A move in 1986 to the tiny northeastern Oregon town of Joseph, where Curtiss worked at Valley Bronze foundry, ignited the artist’s growing interest in bronze. She became exhilarated experimenting with the “luscious and tactile” oil-based clay and noted that getting to play with molten metal was like “pouring crucibles of liquid light.” Quickly, she developed a graceful aesthetic that resulted in smooth, minimalist human and animal figures.

In Joseph, a town traditionally timber- and agriculture-minded, Curtiss initially taught drawing, inspiring a greater collective interest in the visual arts. After serving as arts council president and city council member, Curtiss was elected mayor in 1994, and while serving, was granted funds to promote Joseph’s image as an arts community through beautification projects.

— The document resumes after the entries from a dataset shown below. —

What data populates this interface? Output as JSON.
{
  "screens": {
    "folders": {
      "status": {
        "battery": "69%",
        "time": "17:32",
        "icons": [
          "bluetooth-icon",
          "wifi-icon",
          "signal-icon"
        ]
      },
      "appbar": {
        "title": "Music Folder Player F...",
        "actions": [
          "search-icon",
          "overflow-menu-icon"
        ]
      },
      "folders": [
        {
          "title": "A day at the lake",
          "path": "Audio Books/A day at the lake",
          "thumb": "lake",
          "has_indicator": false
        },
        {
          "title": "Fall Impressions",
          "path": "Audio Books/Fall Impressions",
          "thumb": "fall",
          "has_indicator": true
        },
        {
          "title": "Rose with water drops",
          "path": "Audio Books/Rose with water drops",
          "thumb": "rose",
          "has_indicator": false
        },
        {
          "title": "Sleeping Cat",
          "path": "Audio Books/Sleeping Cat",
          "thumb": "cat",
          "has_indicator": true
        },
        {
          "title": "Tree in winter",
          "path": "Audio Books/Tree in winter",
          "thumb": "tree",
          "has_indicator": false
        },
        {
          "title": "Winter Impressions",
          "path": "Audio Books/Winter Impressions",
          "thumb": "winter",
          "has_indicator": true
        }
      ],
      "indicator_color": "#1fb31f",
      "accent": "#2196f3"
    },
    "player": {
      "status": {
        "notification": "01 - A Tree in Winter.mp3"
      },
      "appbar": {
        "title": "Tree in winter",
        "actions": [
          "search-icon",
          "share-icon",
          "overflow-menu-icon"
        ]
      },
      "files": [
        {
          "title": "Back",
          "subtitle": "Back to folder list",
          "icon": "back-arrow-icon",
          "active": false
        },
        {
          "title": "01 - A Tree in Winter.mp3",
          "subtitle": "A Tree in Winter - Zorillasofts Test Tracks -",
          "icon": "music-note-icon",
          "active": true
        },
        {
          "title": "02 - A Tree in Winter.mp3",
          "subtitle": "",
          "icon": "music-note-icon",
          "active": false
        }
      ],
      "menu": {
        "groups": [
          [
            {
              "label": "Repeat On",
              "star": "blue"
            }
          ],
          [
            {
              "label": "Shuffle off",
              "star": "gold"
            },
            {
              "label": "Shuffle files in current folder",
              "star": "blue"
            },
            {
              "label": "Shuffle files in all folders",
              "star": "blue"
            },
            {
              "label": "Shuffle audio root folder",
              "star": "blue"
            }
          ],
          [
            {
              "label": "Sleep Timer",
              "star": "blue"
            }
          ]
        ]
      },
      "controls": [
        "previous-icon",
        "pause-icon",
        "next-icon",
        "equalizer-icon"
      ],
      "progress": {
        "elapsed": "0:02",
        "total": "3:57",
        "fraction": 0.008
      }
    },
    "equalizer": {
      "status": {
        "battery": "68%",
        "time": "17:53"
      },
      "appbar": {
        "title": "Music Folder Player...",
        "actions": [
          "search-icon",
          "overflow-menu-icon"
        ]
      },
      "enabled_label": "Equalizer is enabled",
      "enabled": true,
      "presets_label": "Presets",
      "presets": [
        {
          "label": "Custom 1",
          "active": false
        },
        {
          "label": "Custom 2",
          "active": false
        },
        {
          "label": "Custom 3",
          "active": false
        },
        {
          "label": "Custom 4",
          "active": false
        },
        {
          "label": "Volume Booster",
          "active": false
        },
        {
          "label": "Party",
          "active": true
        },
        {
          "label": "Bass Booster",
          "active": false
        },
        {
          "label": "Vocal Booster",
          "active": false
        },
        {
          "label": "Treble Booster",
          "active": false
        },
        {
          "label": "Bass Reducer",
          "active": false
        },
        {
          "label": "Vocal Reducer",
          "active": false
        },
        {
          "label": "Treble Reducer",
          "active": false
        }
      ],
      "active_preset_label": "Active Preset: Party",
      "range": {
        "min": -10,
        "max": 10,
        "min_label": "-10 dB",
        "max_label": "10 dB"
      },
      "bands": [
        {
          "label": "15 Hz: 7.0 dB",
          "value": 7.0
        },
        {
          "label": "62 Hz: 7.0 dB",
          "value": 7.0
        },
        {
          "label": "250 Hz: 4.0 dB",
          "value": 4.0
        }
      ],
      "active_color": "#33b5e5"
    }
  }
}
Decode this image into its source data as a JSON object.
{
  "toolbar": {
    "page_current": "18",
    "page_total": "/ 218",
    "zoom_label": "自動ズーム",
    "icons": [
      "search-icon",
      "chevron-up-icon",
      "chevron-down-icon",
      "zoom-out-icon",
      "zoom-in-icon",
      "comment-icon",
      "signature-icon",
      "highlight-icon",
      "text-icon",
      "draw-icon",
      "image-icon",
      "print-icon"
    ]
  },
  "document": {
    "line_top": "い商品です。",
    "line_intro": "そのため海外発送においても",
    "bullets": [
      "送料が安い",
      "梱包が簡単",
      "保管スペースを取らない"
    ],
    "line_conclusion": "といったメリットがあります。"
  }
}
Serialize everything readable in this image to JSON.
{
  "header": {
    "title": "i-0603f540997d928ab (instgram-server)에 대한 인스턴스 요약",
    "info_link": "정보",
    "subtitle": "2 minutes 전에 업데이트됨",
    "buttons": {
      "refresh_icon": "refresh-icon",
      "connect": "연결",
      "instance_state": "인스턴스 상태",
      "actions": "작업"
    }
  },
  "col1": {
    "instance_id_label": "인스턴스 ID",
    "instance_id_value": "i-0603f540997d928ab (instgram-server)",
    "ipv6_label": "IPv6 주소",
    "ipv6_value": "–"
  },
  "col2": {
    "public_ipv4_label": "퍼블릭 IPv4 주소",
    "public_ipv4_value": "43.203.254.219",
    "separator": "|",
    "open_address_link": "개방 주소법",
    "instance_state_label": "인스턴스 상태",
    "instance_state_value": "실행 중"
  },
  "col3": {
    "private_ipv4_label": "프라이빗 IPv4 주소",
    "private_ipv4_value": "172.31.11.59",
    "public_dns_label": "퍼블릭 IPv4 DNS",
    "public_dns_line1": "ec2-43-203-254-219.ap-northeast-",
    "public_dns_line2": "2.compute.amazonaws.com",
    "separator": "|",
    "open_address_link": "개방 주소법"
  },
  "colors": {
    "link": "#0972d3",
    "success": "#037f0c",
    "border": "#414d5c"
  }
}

Perhaps now more than ever, Curtiss is conscious of how her physical surroundings inform her artwork. Inspired by Taoism concepts contained in the classic Chinese spiritual text, I Ching, and by the depiction of monks in The Mustard Seed Garden Manual of Painting, her next project is a series of eight robed monk figures.

“My father, now 85, gave to me some very special gifts as I was growing up,” Curtiss says. “I learned to see the beauty in the sciences, of course, but also learned to see the richness of beauty in the natural world. … I have explored many spiritual paths and have found that Taoism speaks to my natural spiritual inclination.”